Cervelle de singe

Pour l’avoir entendu raconter et vu dans des films, j’ai longtemps cru que certains restaurants chinois offrent de la cervelle d’un singe vivant dont le crâne émerge d’un trou au centre de la table, et dans lequel les convives puisent ad libitum. Journaliste au Japan Times, Mark Schreiber a enquêté : c’est un mythe, une légende urbaine née d’un article canular écrit par un journaliste en 1948. Schreiber a tout de même fini par trouver à Pékin un restaurant annonçant de la cervelle de singe au menu. Mais c’était un restaurant végétarien, le classique tofu étant parfois appelé nao (cervelle).
Car il y a même des végétariens en Chine, pays où j’ai mangé du chien et un serpent choisi par moi et tué devant moi.

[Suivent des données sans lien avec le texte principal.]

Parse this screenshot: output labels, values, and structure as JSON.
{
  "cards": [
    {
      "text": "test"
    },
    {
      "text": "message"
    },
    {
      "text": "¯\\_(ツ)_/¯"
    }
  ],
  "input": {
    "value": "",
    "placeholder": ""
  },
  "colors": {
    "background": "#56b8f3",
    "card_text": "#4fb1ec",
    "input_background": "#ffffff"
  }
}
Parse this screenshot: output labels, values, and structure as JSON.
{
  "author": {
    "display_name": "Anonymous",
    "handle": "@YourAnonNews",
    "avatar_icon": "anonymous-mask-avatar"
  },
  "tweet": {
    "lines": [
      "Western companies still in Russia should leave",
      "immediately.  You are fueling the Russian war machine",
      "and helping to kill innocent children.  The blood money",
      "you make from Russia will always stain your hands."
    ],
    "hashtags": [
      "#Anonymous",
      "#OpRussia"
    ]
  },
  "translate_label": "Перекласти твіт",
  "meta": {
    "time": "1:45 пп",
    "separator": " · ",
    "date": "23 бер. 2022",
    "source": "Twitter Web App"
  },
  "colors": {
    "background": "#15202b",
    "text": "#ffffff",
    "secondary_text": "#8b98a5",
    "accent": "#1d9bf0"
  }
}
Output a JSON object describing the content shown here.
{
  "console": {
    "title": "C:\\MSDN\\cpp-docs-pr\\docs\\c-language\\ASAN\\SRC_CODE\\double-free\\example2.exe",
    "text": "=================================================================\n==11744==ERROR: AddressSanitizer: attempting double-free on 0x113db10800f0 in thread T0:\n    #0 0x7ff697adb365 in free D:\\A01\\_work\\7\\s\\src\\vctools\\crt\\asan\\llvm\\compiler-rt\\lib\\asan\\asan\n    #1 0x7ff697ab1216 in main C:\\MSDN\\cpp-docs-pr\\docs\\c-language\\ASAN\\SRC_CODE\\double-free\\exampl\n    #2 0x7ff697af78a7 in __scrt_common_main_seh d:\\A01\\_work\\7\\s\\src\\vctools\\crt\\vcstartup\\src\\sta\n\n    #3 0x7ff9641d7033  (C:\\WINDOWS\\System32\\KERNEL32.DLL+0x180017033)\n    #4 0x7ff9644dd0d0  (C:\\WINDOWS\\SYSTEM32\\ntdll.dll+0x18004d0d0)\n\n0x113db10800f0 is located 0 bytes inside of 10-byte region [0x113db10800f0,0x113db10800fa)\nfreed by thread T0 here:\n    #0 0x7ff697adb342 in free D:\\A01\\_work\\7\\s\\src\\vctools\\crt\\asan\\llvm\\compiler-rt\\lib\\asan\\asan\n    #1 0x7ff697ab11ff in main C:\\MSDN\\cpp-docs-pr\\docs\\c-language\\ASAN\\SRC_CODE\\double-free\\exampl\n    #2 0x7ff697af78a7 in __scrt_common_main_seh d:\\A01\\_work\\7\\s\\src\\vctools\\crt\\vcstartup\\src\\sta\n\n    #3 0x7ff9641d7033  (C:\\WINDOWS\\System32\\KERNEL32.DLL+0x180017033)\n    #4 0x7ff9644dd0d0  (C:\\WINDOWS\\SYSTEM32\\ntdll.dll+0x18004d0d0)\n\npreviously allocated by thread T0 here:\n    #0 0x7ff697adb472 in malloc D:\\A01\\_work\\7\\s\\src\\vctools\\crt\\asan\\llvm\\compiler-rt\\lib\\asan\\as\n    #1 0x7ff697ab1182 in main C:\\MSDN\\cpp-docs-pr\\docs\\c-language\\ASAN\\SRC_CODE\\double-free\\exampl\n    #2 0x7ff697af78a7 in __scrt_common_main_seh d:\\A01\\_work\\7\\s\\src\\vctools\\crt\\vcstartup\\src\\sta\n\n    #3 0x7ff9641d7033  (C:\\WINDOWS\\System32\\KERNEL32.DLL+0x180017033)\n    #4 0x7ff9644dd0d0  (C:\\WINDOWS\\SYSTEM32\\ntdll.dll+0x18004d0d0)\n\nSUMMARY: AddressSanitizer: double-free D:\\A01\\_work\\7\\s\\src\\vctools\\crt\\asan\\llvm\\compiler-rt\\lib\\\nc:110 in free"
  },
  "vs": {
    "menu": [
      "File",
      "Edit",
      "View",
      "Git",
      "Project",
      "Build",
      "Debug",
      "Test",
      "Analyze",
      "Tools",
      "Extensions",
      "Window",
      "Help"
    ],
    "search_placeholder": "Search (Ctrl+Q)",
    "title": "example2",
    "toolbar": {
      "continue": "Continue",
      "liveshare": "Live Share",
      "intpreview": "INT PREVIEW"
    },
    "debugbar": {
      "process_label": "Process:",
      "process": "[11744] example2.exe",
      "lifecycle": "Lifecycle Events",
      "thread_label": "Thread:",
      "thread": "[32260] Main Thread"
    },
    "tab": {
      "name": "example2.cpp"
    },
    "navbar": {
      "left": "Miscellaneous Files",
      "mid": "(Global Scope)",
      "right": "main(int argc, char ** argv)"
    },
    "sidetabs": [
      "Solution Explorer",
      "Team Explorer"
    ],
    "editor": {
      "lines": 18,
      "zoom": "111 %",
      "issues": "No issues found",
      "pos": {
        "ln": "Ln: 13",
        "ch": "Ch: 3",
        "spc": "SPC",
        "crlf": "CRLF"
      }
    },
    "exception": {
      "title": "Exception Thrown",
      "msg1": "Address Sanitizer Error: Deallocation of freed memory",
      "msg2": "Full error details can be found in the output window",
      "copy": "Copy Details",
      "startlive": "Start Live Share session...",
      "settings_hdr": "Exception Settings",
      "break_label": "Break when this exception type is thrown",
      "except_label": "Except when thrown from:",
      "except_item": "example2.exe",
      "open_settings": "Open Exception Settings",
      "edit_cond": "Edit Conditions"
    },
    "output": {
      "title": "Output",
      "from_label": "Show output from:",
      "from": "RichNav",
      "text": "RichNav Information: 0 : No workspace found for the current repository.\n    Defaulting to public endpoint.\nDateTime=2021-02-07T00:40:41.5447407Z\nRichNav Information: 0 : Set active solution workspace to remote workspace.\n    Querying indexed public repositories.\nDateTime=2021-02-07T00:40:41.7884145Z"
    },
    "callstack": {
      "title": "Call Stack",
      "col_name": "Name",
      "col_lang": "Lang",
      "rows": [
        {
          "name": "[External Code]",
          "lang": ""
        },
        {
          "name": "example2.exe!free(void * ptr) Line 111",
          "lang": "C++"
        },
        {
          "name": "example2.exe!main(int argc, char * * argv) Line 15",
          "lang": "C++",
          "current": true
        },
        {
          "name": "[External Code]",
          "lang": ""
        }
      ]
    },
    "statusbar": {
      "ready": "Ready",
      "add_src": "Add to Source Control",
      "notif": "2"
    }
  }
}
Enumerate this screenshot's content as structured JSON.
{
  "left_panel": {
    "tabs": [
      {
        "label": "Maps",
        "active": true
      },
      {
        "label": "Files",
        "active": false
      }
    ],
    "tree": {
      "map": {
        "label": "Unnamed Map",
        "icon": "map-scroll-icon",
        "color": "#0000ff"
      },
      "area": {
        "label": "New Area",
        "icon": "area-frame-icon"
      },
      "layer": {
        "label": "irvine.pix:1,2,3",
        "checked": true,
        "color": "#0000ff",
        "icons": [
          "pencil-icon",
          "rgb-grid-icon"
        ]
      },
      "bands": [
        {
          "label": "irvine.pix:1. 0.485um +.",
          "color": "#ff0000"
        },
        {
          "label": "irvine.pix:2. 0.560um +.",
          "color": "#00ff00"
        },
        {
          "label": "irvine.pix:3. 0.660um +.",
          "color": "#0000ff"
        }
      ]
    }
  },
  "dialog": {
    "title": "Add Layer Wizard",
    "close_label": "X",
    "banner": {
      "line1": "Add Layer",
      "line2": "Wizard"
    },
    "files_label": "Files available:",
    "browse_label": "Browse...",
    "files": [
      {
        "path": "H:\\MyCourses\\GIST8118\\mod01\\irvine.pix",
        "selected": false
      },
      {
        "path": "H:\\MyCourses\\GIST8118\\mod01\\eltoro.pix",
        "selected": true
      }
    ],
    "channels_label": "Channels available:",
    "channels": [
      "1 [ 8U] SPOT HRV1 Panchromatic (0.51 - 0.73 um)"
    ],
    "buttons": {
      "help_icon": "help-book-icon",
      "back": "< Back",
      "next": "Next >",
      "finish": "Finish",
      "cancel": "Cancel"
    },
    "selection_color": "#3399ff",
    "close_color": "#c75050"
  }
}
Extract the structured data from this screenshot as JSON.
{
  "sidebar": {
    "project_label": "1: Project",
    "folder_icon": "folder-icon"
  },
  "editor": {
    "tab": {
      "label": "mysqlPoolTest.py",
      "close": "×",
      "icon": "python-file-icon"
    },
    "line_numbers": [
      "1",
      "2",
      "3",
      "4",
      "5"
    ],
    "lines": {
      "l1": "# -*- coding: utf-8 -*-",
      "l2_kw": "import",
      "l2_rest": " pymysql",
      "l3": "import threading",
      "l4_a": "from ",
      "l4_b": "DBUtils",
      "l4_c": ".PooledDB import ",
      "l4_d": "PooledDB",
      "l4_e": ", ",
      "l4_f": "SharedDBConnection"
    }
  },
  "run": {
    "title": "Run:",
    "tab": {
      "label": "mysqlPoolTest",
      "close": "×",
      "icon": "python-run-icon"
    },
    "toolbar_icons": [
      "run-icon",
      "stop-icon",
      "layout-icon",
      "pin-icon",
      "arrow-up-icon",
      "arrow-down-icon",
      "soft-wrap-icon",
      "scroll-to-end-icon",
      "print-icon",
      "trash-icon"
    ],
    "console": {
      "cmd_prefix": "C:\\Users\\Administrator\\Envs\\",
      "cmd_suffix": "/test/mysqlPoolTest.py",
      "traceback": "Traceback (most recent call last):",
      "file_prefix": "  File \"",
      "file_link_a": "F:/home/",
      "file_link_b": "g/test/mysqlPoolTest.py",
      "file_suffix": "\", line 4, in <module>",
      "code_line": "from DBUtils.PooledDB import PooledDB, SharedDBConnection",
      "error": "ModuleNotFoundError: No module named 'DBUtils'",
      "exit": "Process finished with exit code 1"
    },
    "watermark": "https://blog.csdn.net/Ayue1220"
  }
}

Le végétarisme est un choix culturel pratiqué depuis la haute Antiquité dans les sociétés complexes, multireligieuses, comme la Chine, l’Inde ou le monde grec anciens. Il ne semble pas exister d’ouvrage savant explorant de manière convaincante l’histoire longue du sujet.
L’industrialisation de l’agriculture en Occident a changé la donne, fournissant au végétarisme des bases nouvelles. Il se nourrit à la fois d’un sentiment de répulsion à l’égard de la souffrance infligée aux animaux de boucherie et du mouvement de défiance à l’égard du capitalisme. Un paradoxe souvent passé sous silence est que le premier pays à avoir adopté une législation en faveur du bien-être animal est l’Allemagne nazie. Après la Seconde Guerre mondiale, l’écologisme a donné au végétarisme une nouvelle dimension. Fait rarement observé, ce sont deux femmes qui ont jeté les bases de la cause écologiste et de la cause animale, à peu près au même moment : Rachel Carson avec Printemps silencieux, en 1962, et Ruth Harrison avec Animal Machines, en 1964.
Cette question ne laisse personne vraiment indifférent, qu’elle motive discrètement une règle de vie, génère une ironie facile ou soulève une passion extrême. Elle mobilise un nombre étonnant de grands ou beaux esprits, qui s’efforcent de mettre de la raison là où il n’y a souvent que du cœur.